L’elezione diretta del presidente del Consiglio non fermerà la corrosione dell’unità nazionale, con il rischio che l’Italia torni a dividersi in staterelli, come prima dell’unità nazionale. È un timore presente anche in settori di FdI che non condividono scelte che mettono a rischio l’unità nazionale. Anche una parte della Lega non condivide la proposta di Calderoli.
A Giorgia Meloni l’elezione diretta del presidente del Consiglio serve per essere pienamente legittimata, per andare oltre la Costituzione del 1948, democratica ed antifascista, riducendo drasticamente ruolo e poteri del presidente della Repubblica e riducendo il parlamento a guardia pretoria del capo del governo: o ne approva le decisioni o va a casa.
La legge elettorale indicata nella modifica della Costituzione garantirà al presidente del Consiglio una maggioranza di parlamentari, strettamente dipendenti dalla sua elezione, difficile che possa esserci un successore senza nuove elezioni.
Avere la maggioranza dei parlamentari senza ottenere la maggioranza dei voti farà impallidire la legge truffa del 1953, che almeno scattava con la maggioranza dei voti.
La destra vuole modificare la Carta del 1948 per fondare una nuova Repubblica e vuole un’altra Costituzione. Il progetto è contraddittorio, pericoloso, ma ha un obiettivo chiaro: chiudere l’epoca della Costituzione democratica ed antifascista del 1948 fondata sulla divisione dei poteri.
Le attuali opposizioni debbono opporsi con la determinazione di chi vuole non solo difendere ma attuare Costituzione, anche correggendo qualche nuovismo di troppo del passato, presentando una forte posizione alternativa a quella della destra. Non serve rendere meno peggio la proposta del governo perché il tentativo in atto è il rovesciamento della nostra Costituzione. Settori importanti della società si stanno già muovendo. Occorre puntare a fermare la destra in parlamento e garantire che ci sarà il referendum costituzionale per fare decidere gli elettori.

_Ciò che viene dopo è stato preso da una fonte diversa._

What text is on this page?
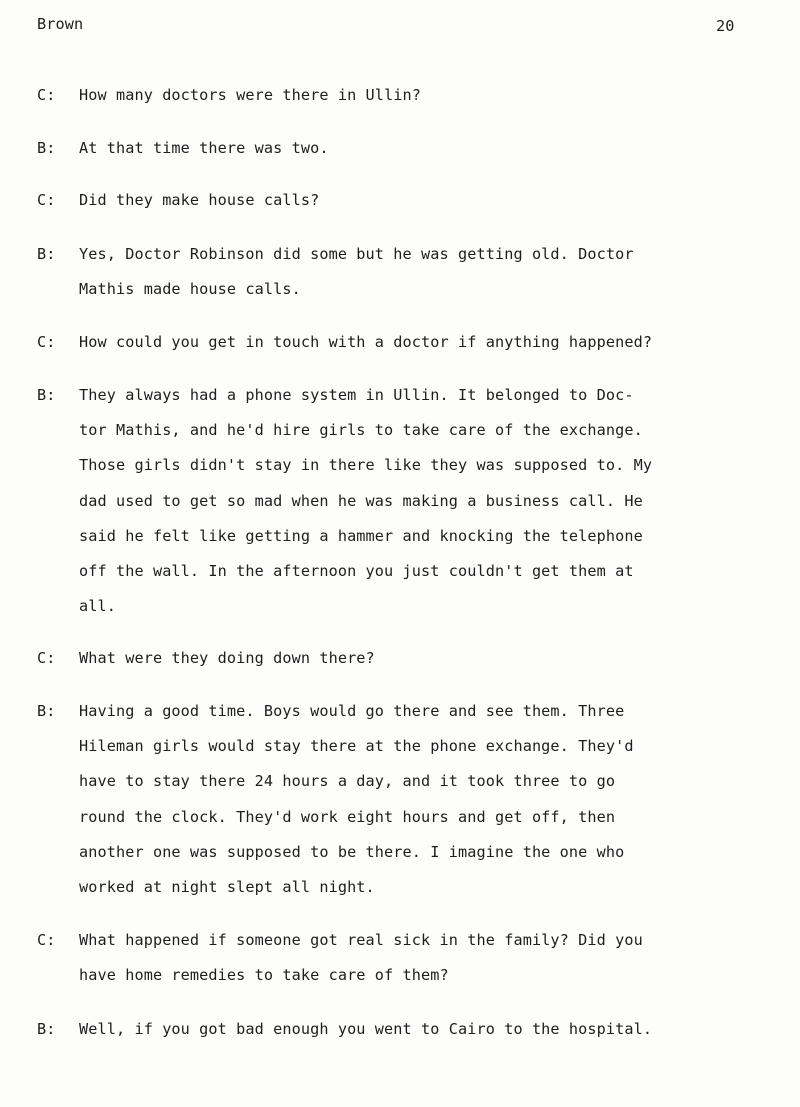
Brown	20
C: How many doctors were there in Ullin?
B: At that time there was two.
C: Did they make house calls?
B: Yes, Doctor Robinson did some but he was getting old. Doctor
Mathis made house calls.
C: How could you get in touch with a doctor if anything happened?
B: They always had a phone system in Ullin. It belonged to Doc-
tor Mathis, and he'd hire girls to take care of the exchange.
Those girls didn't stay in there like they was supposed to. My
dad used to get so mad when he was making a business call. He
said he felt like getting a hammer and knocking the telephone
off the wall. In the afternoon you just couldn't get them at
all.
C: What were they doing down there?
B: Having a good time. Boys would go there and see them. Three
Hileman girls would stay there at the phone exchange. They'd
have to stay there 24 hours a day, and it took three to go
round the clock. They'd work eight hours and get off, then
another one was supposed to be there. I imagine the one who
worked at night slept all night.
C: What happened if someone got real sick in the family? Did you
have home remedies to take care of them?
B: Well, if you got bad enough you went to Cairo to the hospital.
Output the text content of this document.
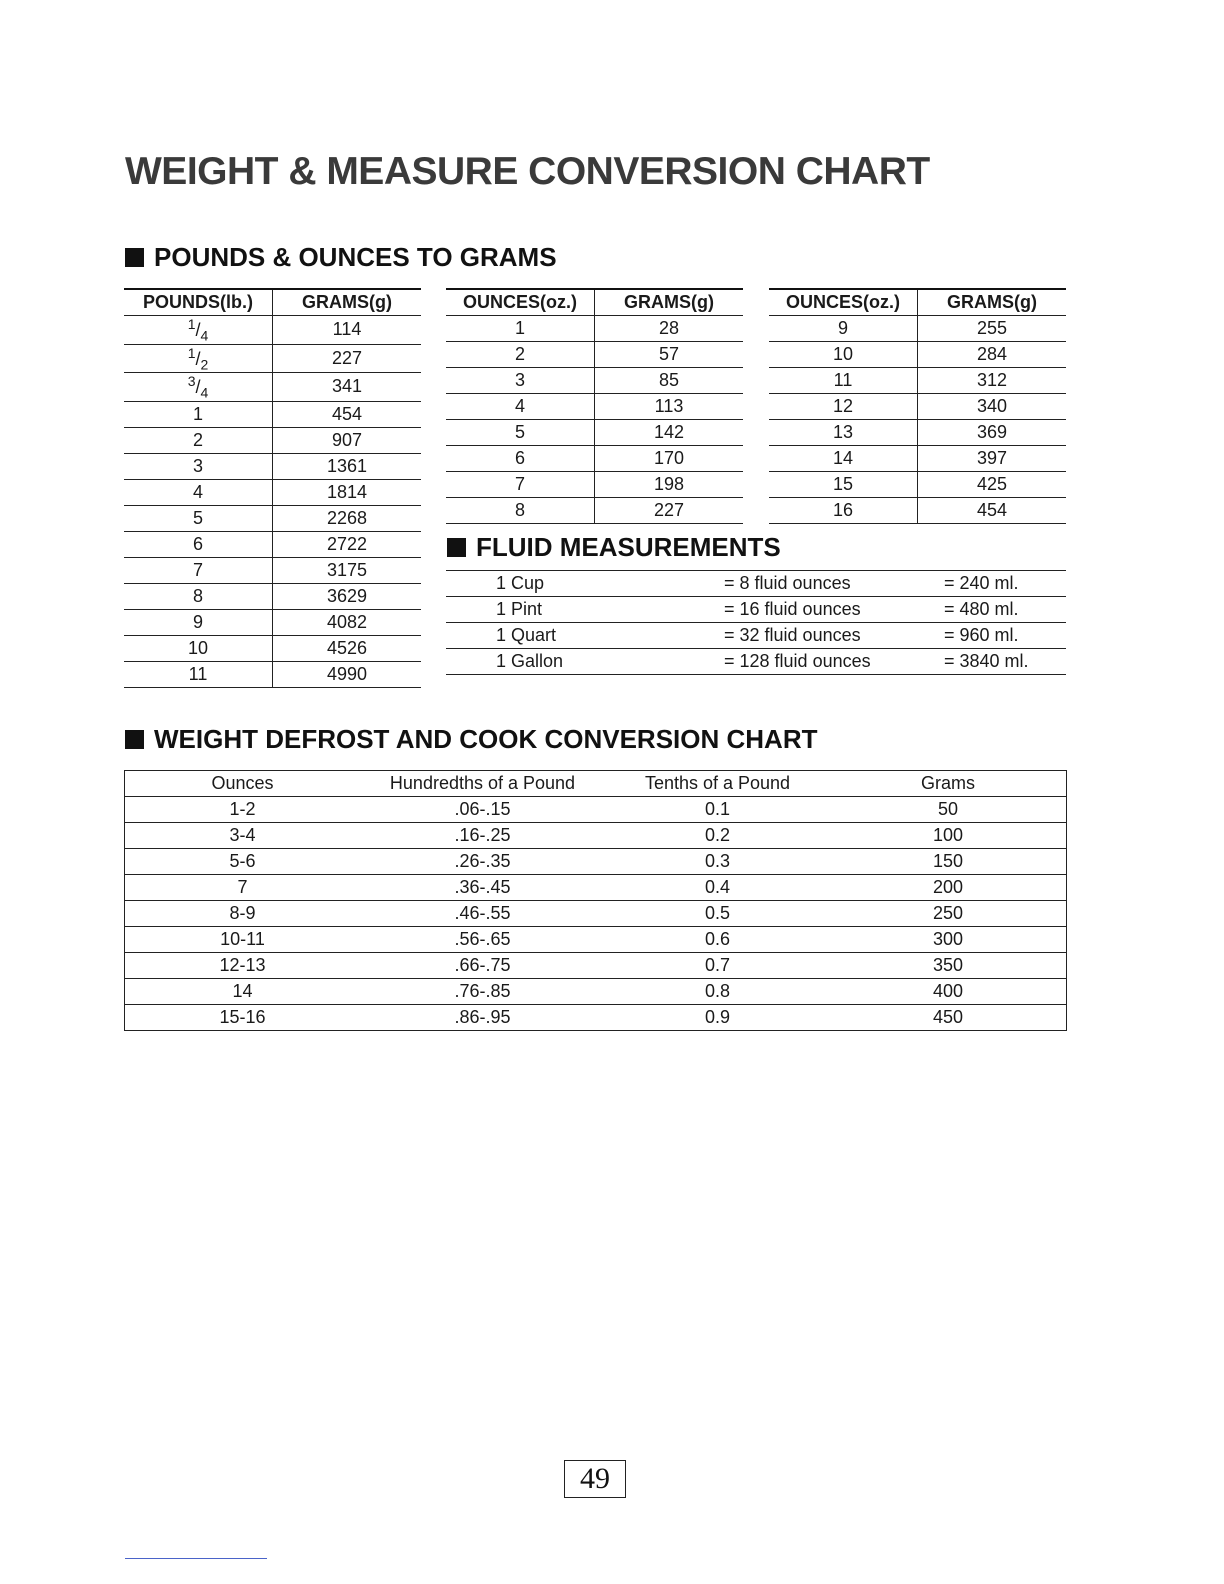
WEIGHT & MEASURE CONVERSION CHART
POUNDS & OUNCES TO GRAMS
POUNDS(lb.)	GRAMS(g)
$^1/_4$	114
$^1/_2$	227
$^3/_4$	341
1	454
2	907
3	1361
4	1814
5	2268
6	2722
7	3175
8	3629
9	4082
10	4526
11	4990
OUNCES(oz.)	GRAMS(g)
1	28
2	57
3	85
4	113
5	142
6	170
7	198
8	227
OUNCES(oz.)	GRAMS(g)
9	255
10	284
11	312
12	340
13	369
14	397
15	425
16	454
FLUID MEASUREMENTS
1 Cup	= 8 fluid ounces	= 240 ml.
1 Pint	= 16 fluid ounces	= 480 ml.
1 Quart	= 32 fluid ounces	= 960 ml.
1 Gallon	= 128 fluid ounces	= 3840 ml.
WEIGHT DEFROST AND COOK CONVERSION CHART
Ounces	Hundredths of a Pound	Tenths of a Pound	Grams
1-2	.06-.15	0.1	50
3-4	.16-.25	0.2	100
5-6	.26-.35	0.3	150
7	.36-.45	0.4	200
8-9	.46-.55	0.5	250
10-11	.56-.65	0.6	300
12-13	.66-.75	0.7	350
14	.76-.85	0.8	400
15-16	.86-.95	0.9	450
49
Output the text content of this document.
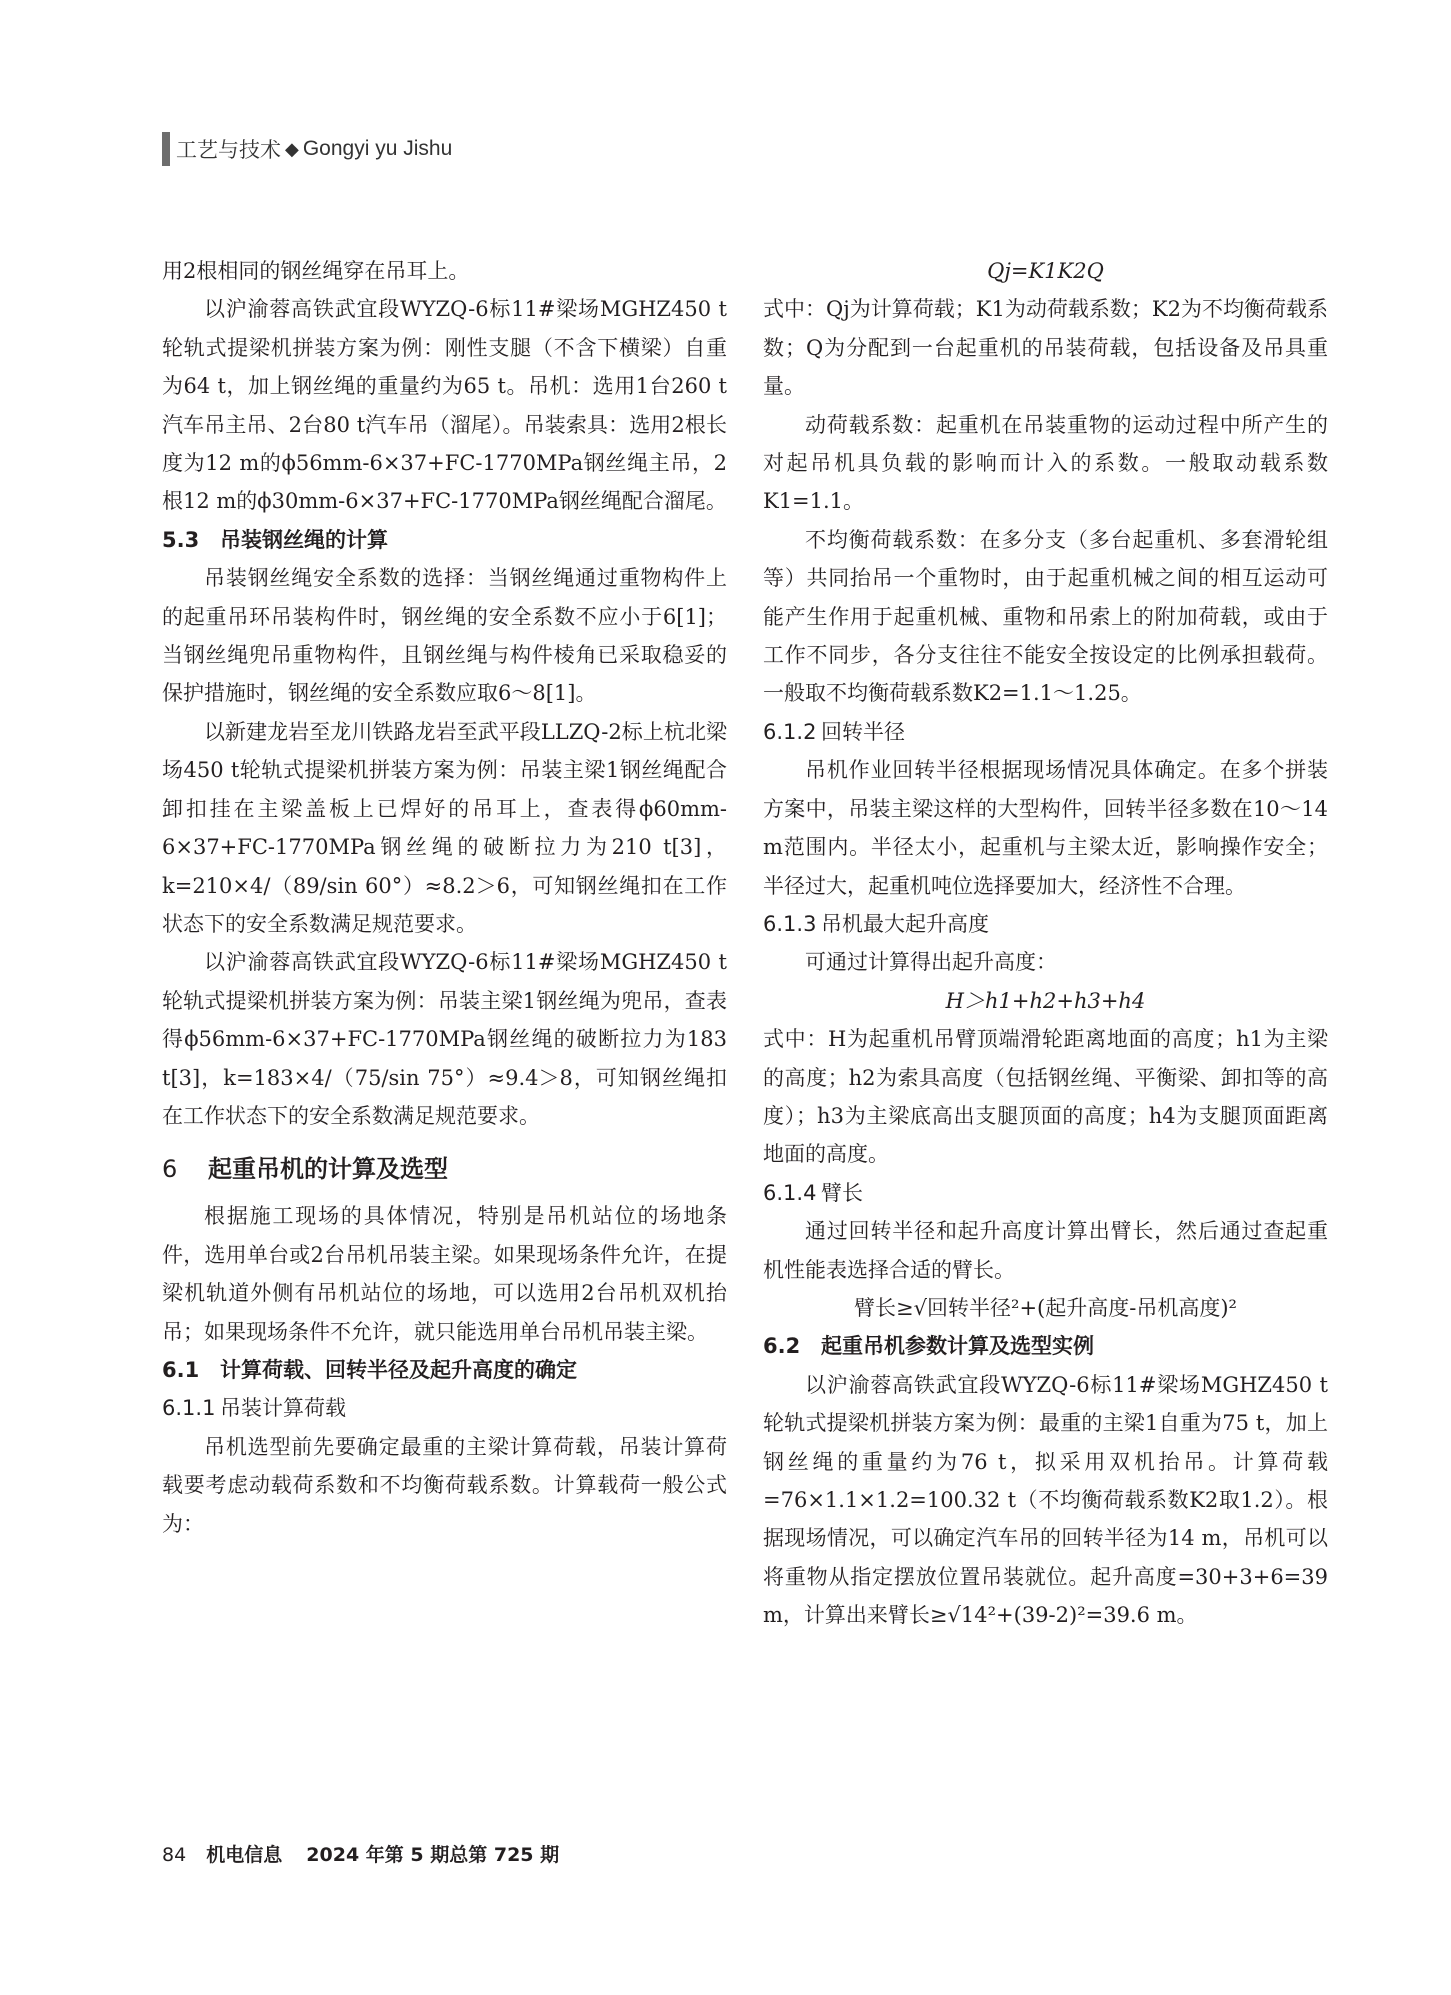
工艺与技术 ◆ Gongyi yu Jishu

用2根相同的钢丝绳穿在吊耳上。

以沪渝蓉高铁武宜段WYZQ-6标11#梁场MGHZ450 t轮轨式提梁机拼装方案为例：刚性支腿（不含下横梁）自重为64 t，加上钢丝绳的重量约为65 t。吊机：选用1台260 t汽车吊主吊、2台80 t汽车吊（溜尾）。吊装索具：选用2根长度为12 m的ϕ56mm-6×37+FC-1770MPa钢丝绳主吊，2根12 m的ϕ30mm-6×37+FC-1770MPa钢丝绳配合溜尾。

5.3 吊装钢丝绳的计算

吊装钢丝绳安全系数的选择：当钢丝绳通过重物构件上的起重吊环吊装构件时，钢丝绳的安全系数不应小于6[1]；当钢丝绳兜吊重物构件，且钢丝绳与构件棱角已采取稳妥的保护措施时，钢丝绳的安全系数应取6～8[1]。

以新建龙岩至龙川铁路龙岩至武平段LLZQ-2标上杭北梁场450 t轮轨式提梁机拼装方案为例：吊装主梁1钢丝绳配合卸扣挂在主梁盖板上已焊好的吊耳上，查表得ϕ60mm-6×37+FC-1770MPa钢丝绳的破断拉力为210 t[3]，k=210×4/（89/sin 60°）≈8.2＞6，可知钢丝绳扣在工作状态下的安全系数满足规范要求。

以沪渝蓉高铁武宜段WYZQ-6标11#梁场MGHZ450 t轮轨式提梁机拼装方案为例：吊装主梁1钢丝绳为兜吊，查表得ϕ56mm-6×37+FC-1770MPa钢丝绳的破断拉力为183 t[3]，k=183×4/（75/sin 75°）≈9.4＞8，可知钢丝绳扣在工作状态下的安全系数满足规范要求。

6 起重吊机的计算及选型

根据施工现场的具体情况，特别是吊机站位的场地条件，选用单台或2台吊机吊装主梁。如果现场条件允许，在提梁机轨道外侧有吊机站位的场地，可以选用2台吊机双机抬吊；如果现场条件不允许，就只能选用单台吊机吊装主梁。

6.1 计算荷载、回转半径及起升高度的确定

6.1.1 吊装计算荷载

吊机选型前先要确定最重的主梁计算荷载，吊装计算荷载要考虑动载荷系数和不均衡荷载系数。计算载荷一般公式为：

Qj=K1K2Q

式中：Qj为计算荷载；K1为动荷载系数；K2为不均衡荷载系数；Q为分配到一台起重机的吊装荷载，包括设备及吊具重量。

动荷载系数：起重机在吊装重物的运动过程中所产生的对起吊机具负载的影响而计入的系数。一般取动载系数K1=1.1。

不均衡荷载系数：在多分支（多台起重机、多套滑轮组等）共同抬吊一个重物时，由于起重机械之间的相互运动可能产生作用于起重机械、重物和吊索上的附加荷载，或由于工作不同步，各分支往往不能安全按设定的比例承担载荷。一般取不均衡荷载系数K2=1.1～1.25。

6.1.2 回转半径

吊机作业回转半径根据现场情况具体确定。在多个拼装方案中，吊装主梁这样的大型构件，回转半径多数在10～14 m范围内。半径太小，起重机与主梁太近，影响操作安全；半径过大，起重机吨位选择要加大，经济性不合理。

6.1.3 吊机最大起升高度

可通过计算得出起升高度：

H＞h1+h2+h3+h4

式中：H为起重机吊臂顶端滑轮距离地面的高度；h1为主梁的高度；h2为索具高度（包括钢丝绳、平衡梁、卸扣等的高度）；h3为主梁底高出支腿顶面的高度；h4为支腿顶面距离地面的高度。

6.1.4 臂长

通过回转半径和起升高度计算出臂长，然后通过查起重机性能表选择合适的臂长。

臂长≥√回转半径²+(起升高度-吊机高度)²

6.2 起重吊机参数计算及选型实例

以沪渝蓉高铁武宜段WYZQ-6标11#梁场MGHZ450 t轮轨式提梁机拼装方案为例：最重的主梁1自重为75 t，加上钢丝绳的重量约为76 t，拟采用双机抬吊。计算荷载=76×1.1×1.2=100.32 t（不均衡荷载系数K2取1.2）。根据现场情况，可以确定汽车吊的回转半径为14 m，吊机可以将重物从指定摆放位置吊装就位。起升高度=30+3+6=39 m，计算出来臂长≥√14²+(39-2)²=39.6 m。

84 机电信息 2024 年第 5 期总第 725 期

Giorgia Meloni, che propone di eleggere direttamente il presidente del Consiglio per sottrarre potere ai partiti, è in realtà il capo del partito italiano con più parlamentari e per di più è presidente del Consiglio. Una finta per ottenere più potere personale.
L’obiettivo vero è accentrare il potere in una sola persona, realizzando una autentica capocrazia, che pian piano cambierà il resto delle istituzioni.
L’alternativa alla capocrazia è pretendere la possibilità per elettrici ed elettori di eleggere direttamente tutti i 600 parlamentari, dicendo basta ai nominati dall’alto, moderni vassalli, per ridare al parlamento la centralità che la Costituzione gli attribuisce e contrastare l’astensionismo.